While much of the build-up to the Cheltenham Gold Cup has centred around Irish heavyweights and defending champions, there is a growing sense that Harry Redknapp’s colours could yet crash the party.

Image: Ben Jones, Ben Pauling and Harry Redknapp (left-to-right) with The Jukebox Man | Credit: Megan Dent Photography, The Jockey Club

Harry Redknapp’s unbeaten chaser The Jukebox Man heads into jump racing’s blue-riband event with serious momentum and even stronger belief from the man in the saddle.

“I wouldn’t swap him for any other horse in the race,” jockey Ben Jones declared to Racing TV ahead of the Festival showpiece.

It is not the kind of throwaway confidence often heard in a race of this magnitude. The Gold Cup is brutal, attritional, and rarely forgiving, but The Jukebox Man arrives with a flawless record over fences. 

With four runs and four wins, the latest being the King George at Kempton over Christmas, he is now a genuine top-level operator on the sort of upward curve that gets punters talking.

Jones, who has partnered the horse on each of those victories, clearly feels the bond.

“It’s a bit annoying that it’s on the Friday and I’ll have to wait all week to get my leg up on him, but it’s very, very exciting. He’s never let me down, and I’ve won on him every time I’ve sat on him.”

The Gold Cup is the week’s showpiece, and this year’s renewal adds another gripping chapter.
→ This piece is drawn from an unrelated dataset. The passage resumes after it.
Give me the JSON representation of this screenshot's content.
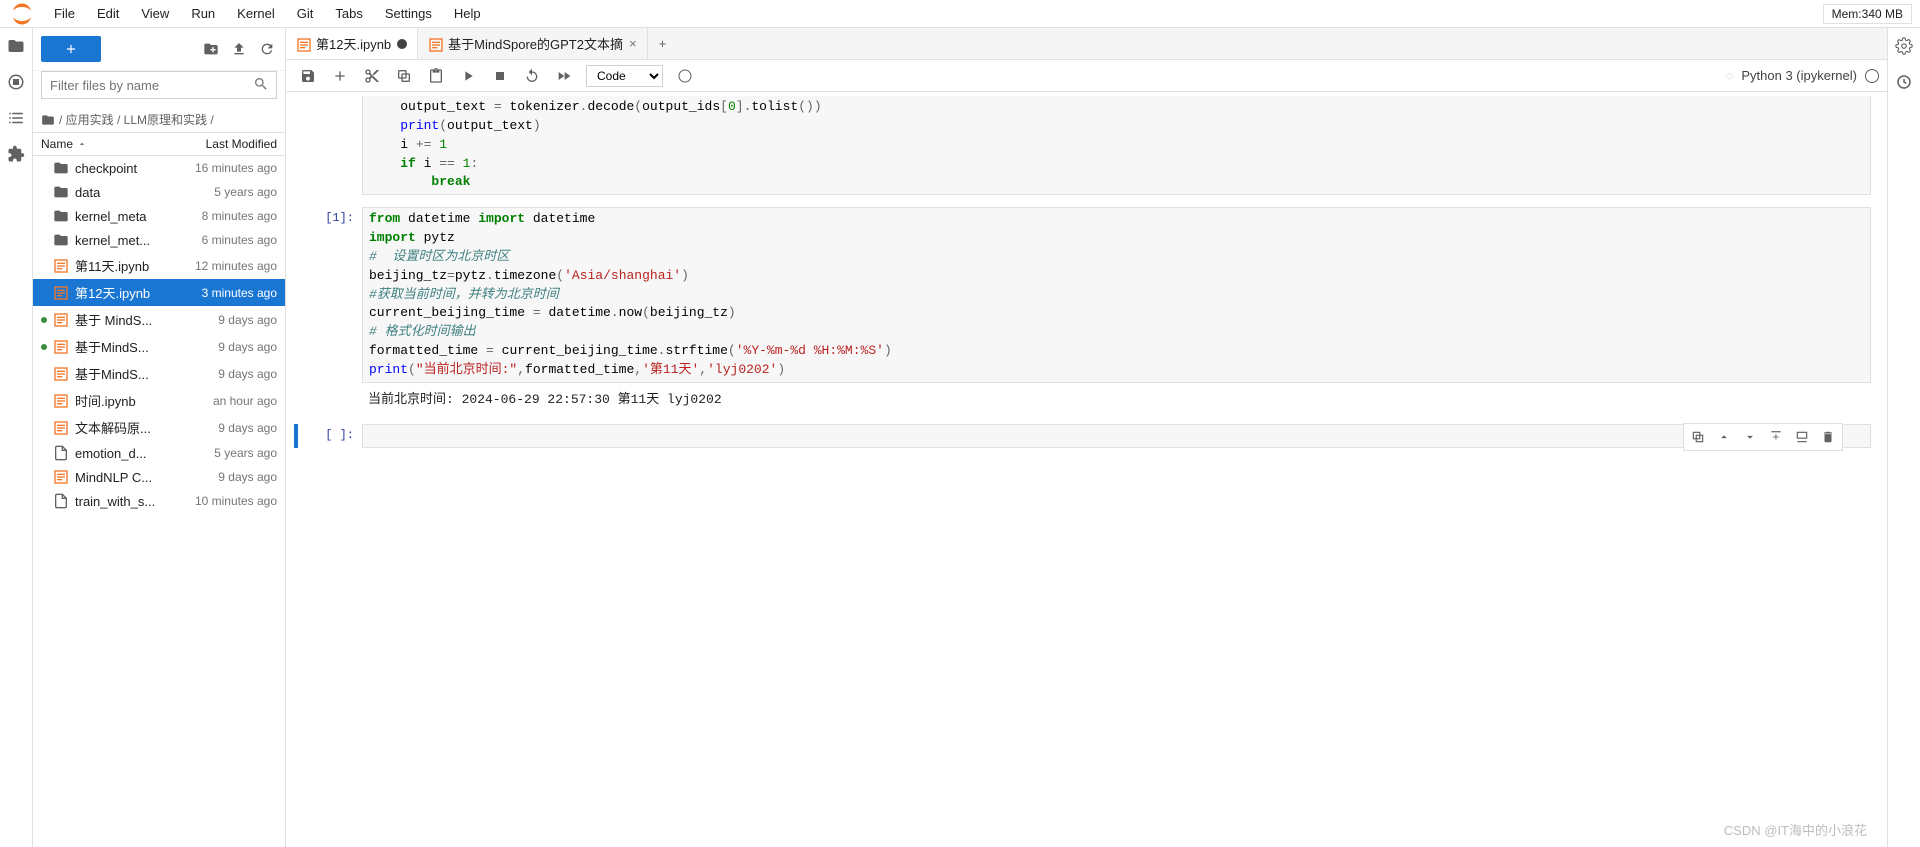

Galopin Des Champs is back in a bid to reclaim the crown he lost to Inothewayurthinkin in 2025, with both stars lining up once again. The pair sit prominently among the favourites, while their reputation is already cemented in the “modern greats” conversation.
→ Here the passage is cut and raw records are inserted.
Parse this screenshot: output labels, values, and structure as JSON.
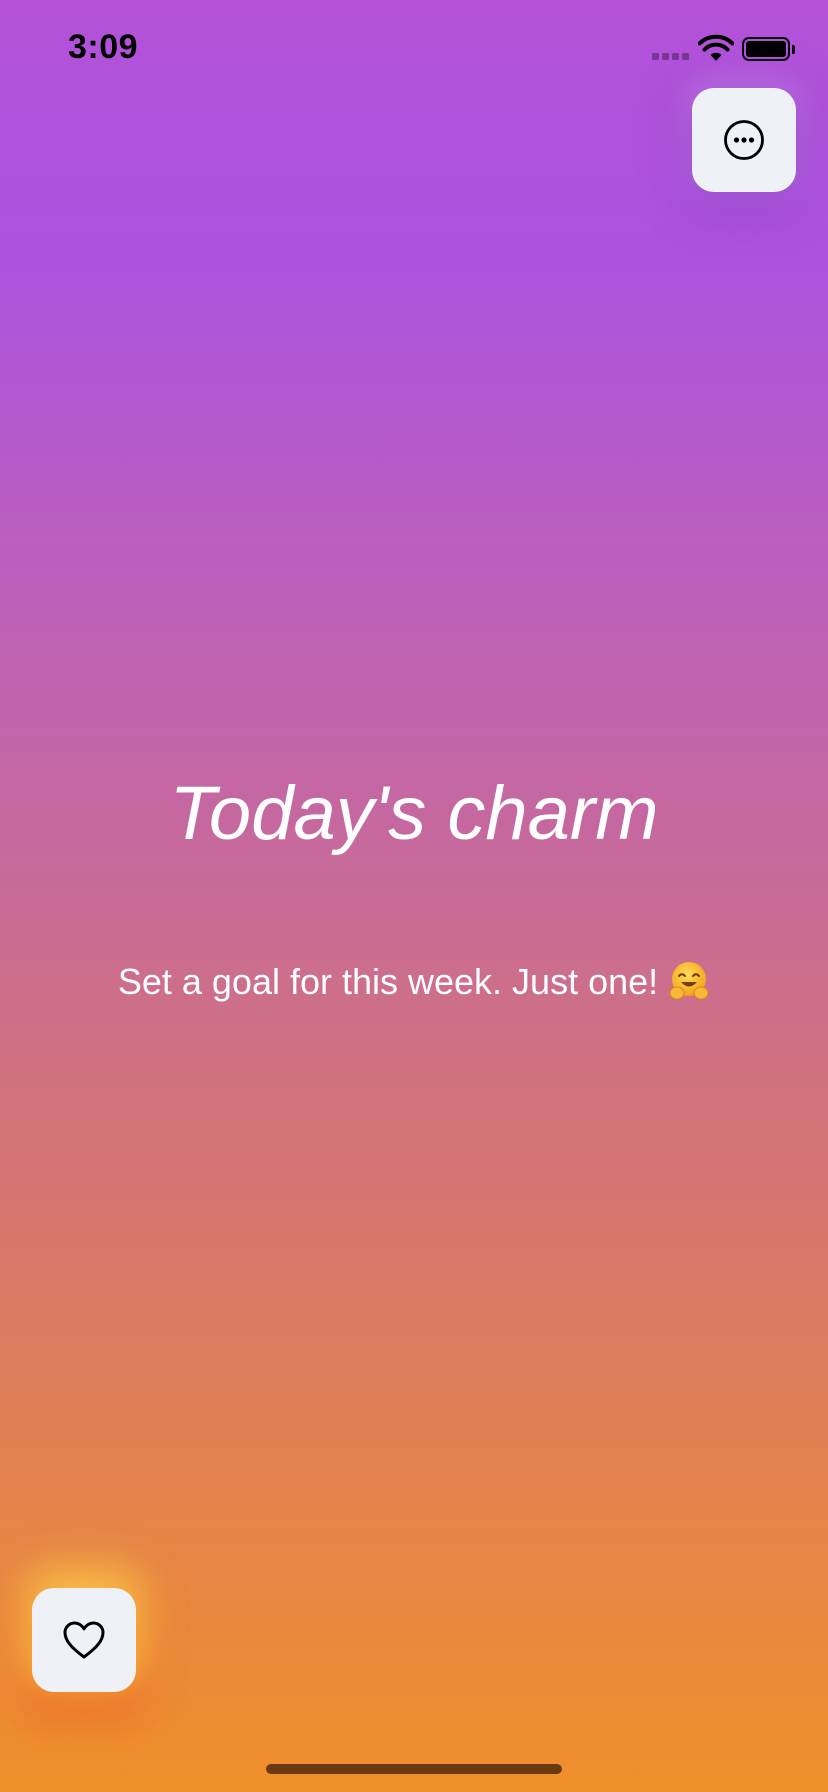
{
  "status_bar": {
    "time": "3:09",
    "icons": [
      "cellular-signal-icon",
      "wifi-icon",
      "battery-icon"
    ]
  },
  "header": {
    "menu_button_icon": "ellipsis-circle-icon"
  },
  "main": {
    "title": "Today's charm",
    "message": "Set a goal for this week. Just one!",
    "message_emoji": "hugging-face-emoji"
  },
  "footer": {
    "favorite_button_icon": "heart-outline-icon"
  },
  "colors": {
    "gradient_top": "#b352d8",
    "gradient_bottom": "#f0902a",
    "button_background": "#eef1f6",
    "text": "#ffffff"
  }
}
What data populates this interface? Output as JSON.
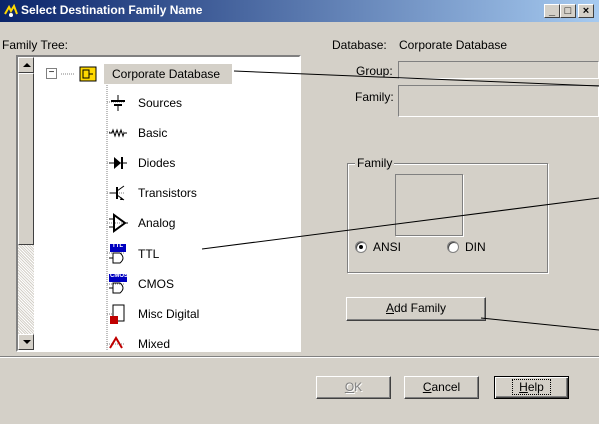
{
  "window": {
    "title": "Select Destination Family Name",
    "minimize_glyph": "_",
    "maximize_glyph": "□",
    "close_glyph": "×"
  },
  "tree_label": "Family Tree:",
  "tree": {
    "root": {
      "label": "Corporate Database",
      "expander": "−"
    },
    "items": [
      {
        "label": "Sources",
        "icon": "sources-icon"
      },
      {
        "label": "Basic",
        "icon": "resistor-icon"
      },
      {
        "label": "Diodes",
        "icon": "diode-icon"
      },
      {
        "label": "Transistors",
        "icon": "transistor-icon"
      },
      {
        "label": "Analog",
        "icon": "opamp-icon"
      },
      {
        "label": "TTL",
        "icon": "ttl-icon",
        "badge": "TTL"
      },
      {
        "label": "CMOS",
        "icon": "cmos-icon",
        "badge": "CMOS"
      },
      {
        "label": "Misc Digital",
        "icon": "misc-digital-icon"
      },
      {
        "label": "Mixed",
        "icon": "mixed-icon"
      }
    ]
  },
  "fields": {
    "database_label": "Database:",
    "database_value": "Corporate Database",
    "group_label": "Group:",
    "group_value": "",
    "family_label": "Family:",
    "family_value": ""
  },
  "family_group": {
    "legend": "Family",
    "ansi_label": "ANSI",
    "din_label": "DIN",
    "selected": "ANSI"
  },
  "buttons": {
    "add_family": {
      "mnemonic": "A",
      "rest": "dd Family"
    },
    "ok": {
      "mnemonic": "O",
      "rest": "K",
      "disabled": true
    },
    "cancel": {
      "mnemonic": "C",
      "rest": "ancel"
    },
    "help": {
      "mnemonic": "H",
      "rest": "elp"
    }
  },
  "colors": {
    "titlebar_start": "#0a246a",
    "titlebar_end": "#a6caf0",
    "dialog_face": "#d4d0c8",
    "selection_bg": "#d4d0c8"
  }
}
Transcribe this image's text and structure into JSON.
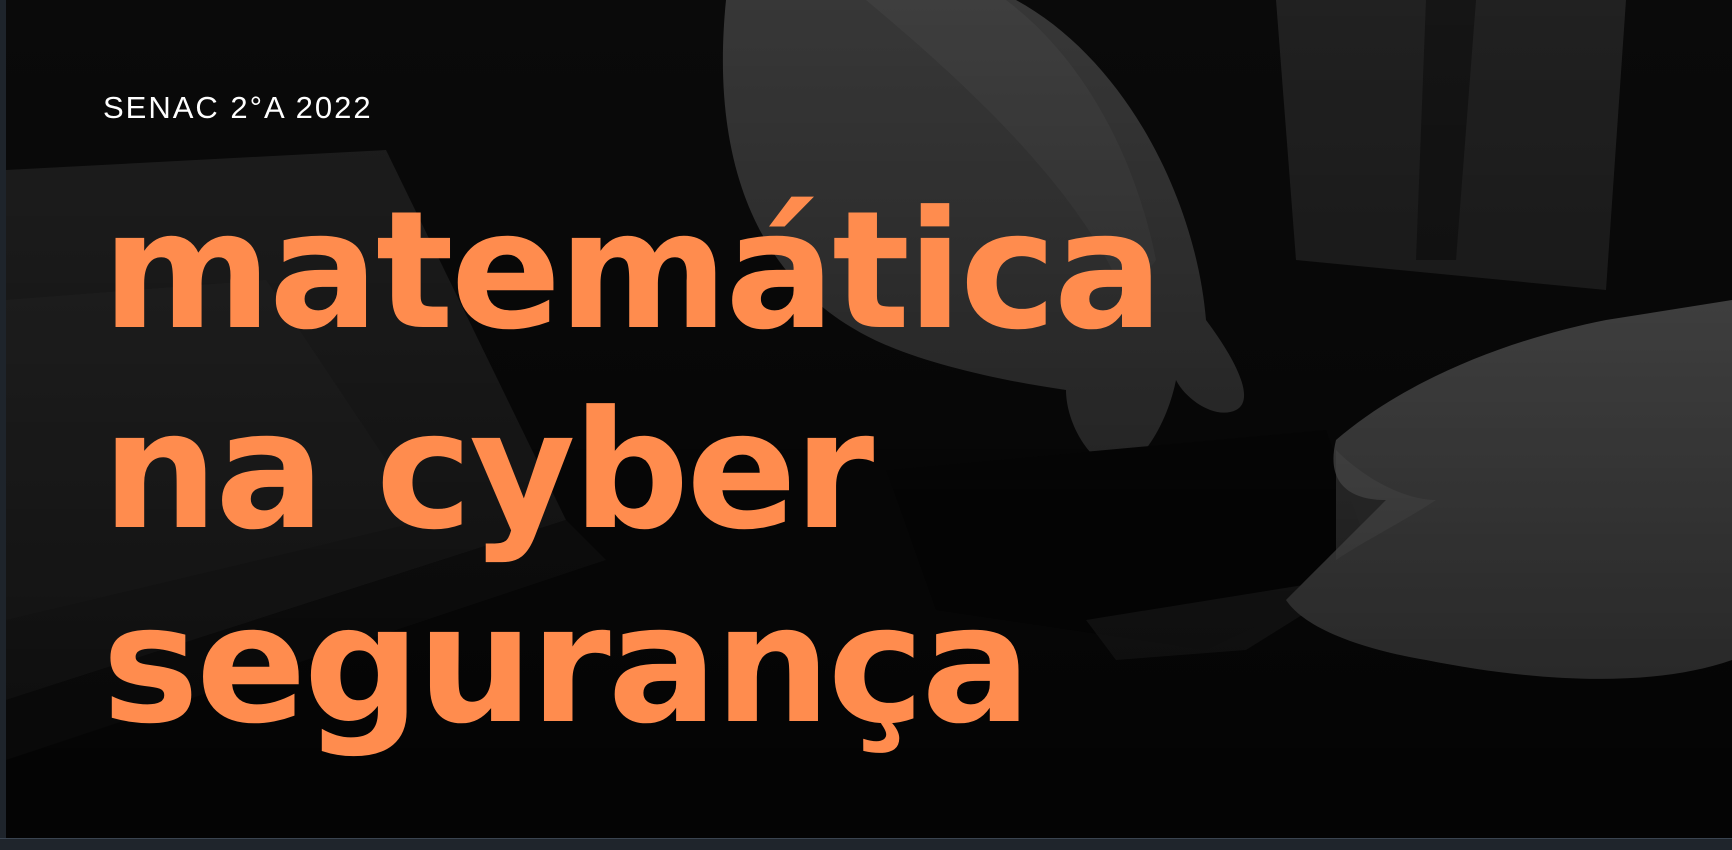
{
  "slide": {
    "subtitle": "SENAC 2°A 2022",
    "title_lines": [
      "matemática",
      "na cyber",
      "segurança"
    ]
  },
  "colors": {
    "title": "#ff8c4e",
    "subtitle": "#ffffff",
    "background": "#0c0c0c"
  }
}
But Britain is desperate for a breakthrough. It has been a long wait since Native River carried the home flag to victory in 2018. The drought has lingered, and hopes now rest on a handful of challengers. 
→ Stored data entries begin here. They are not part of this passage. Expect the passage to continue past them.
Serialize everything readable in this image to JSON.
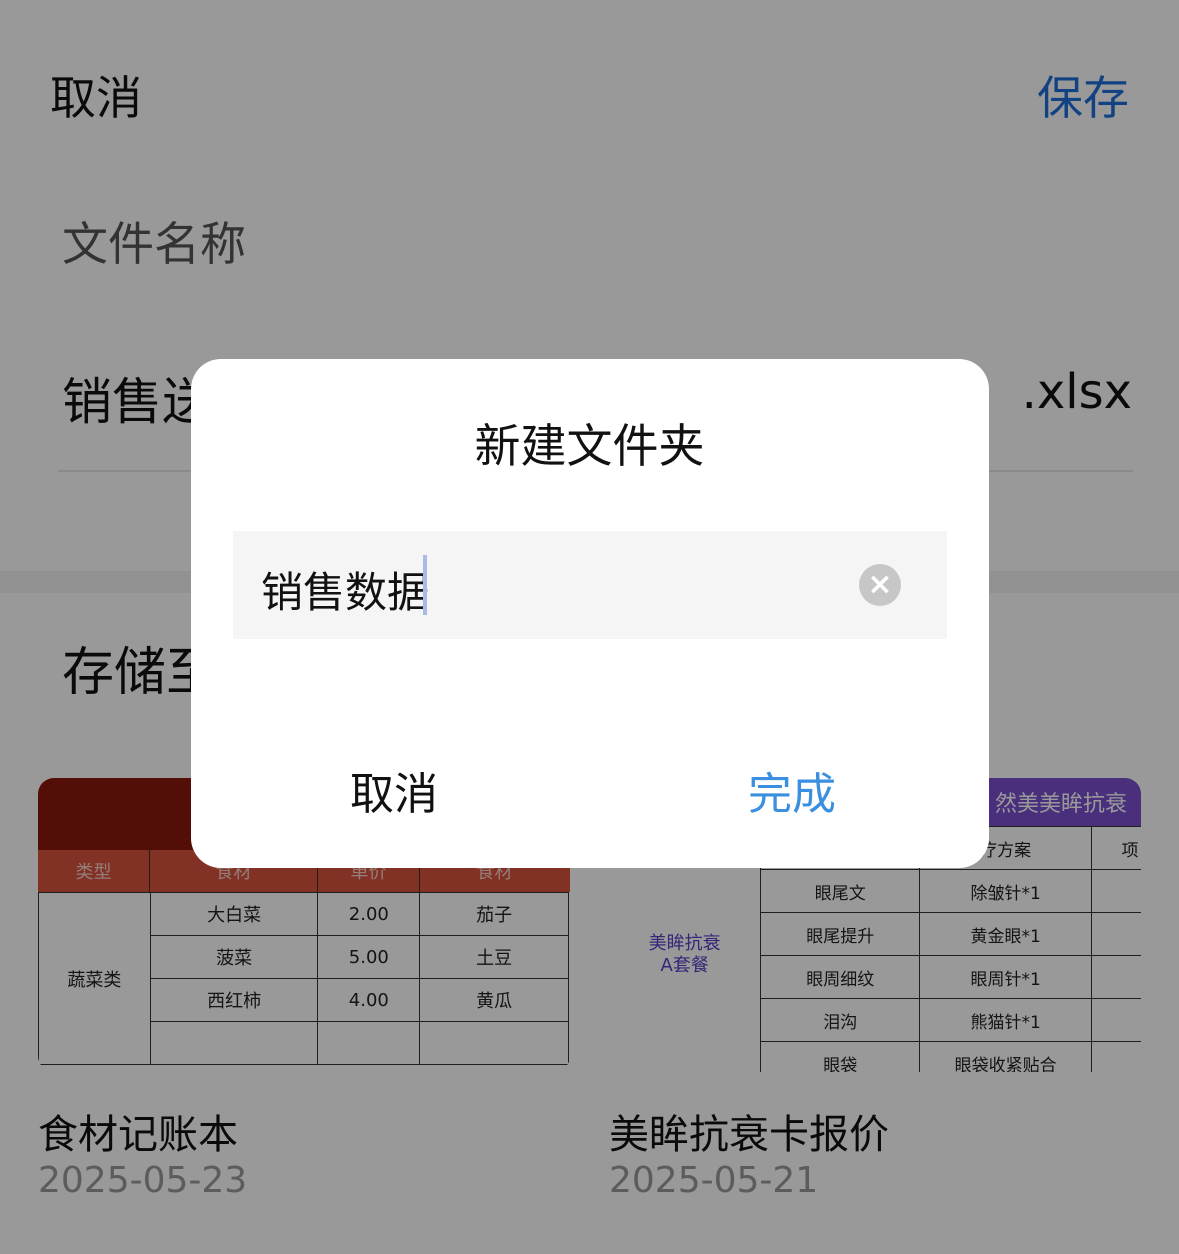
{
  "nav": {
    "cancel_label": "取消",
    "save_label": "保存"
  },
  "filename": {
    "label": "文件名称",
    "value": "销售送",
    "extension": ".xlsx"
  },
  "save_to": {
    "label": "存储至"
  },
  "templates": [
    {
      "title": "食材记账本",
      "date": "2025-05-23",
      "thumbnail": {
        "columns": [
          "类型",
          "食材",
          "单价",
          "食材"
        ],
        "category": "蔬菜类",
        "rows": [
          [
            "大白菜",
            "2.00",
            "茄子"
          ],
          [
            "菠菜",
            "5.00",
            "土豆"
          ],
          [
            "西红柿",
            "4.00",
            "黄瓜"
          ]
        ]
      }
    },
    {
      "title": "美眸抗衰卡报价",
      "date": "2025-05-21",
      "thumbnail": {
        "header": "然美美眸抗衰",
        "column": "疗方案",
        "column2": "项",
        "combo_line1": "美眸抗衰",
        "combo_line2": "A套餐",
        "rows": [
          [
            "眼尾文",
            "除皱针*1"
          ],
          [
            "眼尾提升",
            "黄金眼*1"
          ],
          [
            "眼周细纹",
            "眼周针*1"
          ],
          [
            "泪沟",
            "熊猫针*1"
          ],
          [
            "眼袋",
            "眼袋收紧贴合"
          ]
        ]
      }
    }
  ],
  "dialog": {
    "title": "新建文件夹",
    "input_value": "销售数据",
    "cancel_label": "取消",
    "done_label": "完成"
  },
  "colors": {
    "save_blue": "#1e6fd9",
    "done_blue": "#3b8fe0",
    "thumb1_header": "#8b1a0d",
    "thumb2_header": "#7a4fcf"
  }
}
Nicky Henderson’s Jango Baie spearheads the domestic challenge on paper alongside Welsh Grand National winner Haiti Couleurs – yet even the former tasted defeat behind The Jukebox Man at Kempton over Christmas.

Redknapp has rarely been far from a headline. He guided Portsmouth to FA Cup success, managed West Ham and Tottenham for extended periods, and even charmed the nation on I’m a Celebrity…Get Me Out of Here! – but now he’s daring to dream of landing jump racing’s ultimate prize.

Speaking to Sporting Life at trainer Ben Pauling’s yard, he kept his trademark humility ahead of the Cheltenham Gold Cup at the Cheltenham Festival, but you can sense the belief.

“It’s a dream to have a horse to run in the Gold Cup and go there with a chance. I’m not saying we’re going to win it, but we’ve got a serious horse. It’s an open race, and I think we’ve got as good a chance as anything.”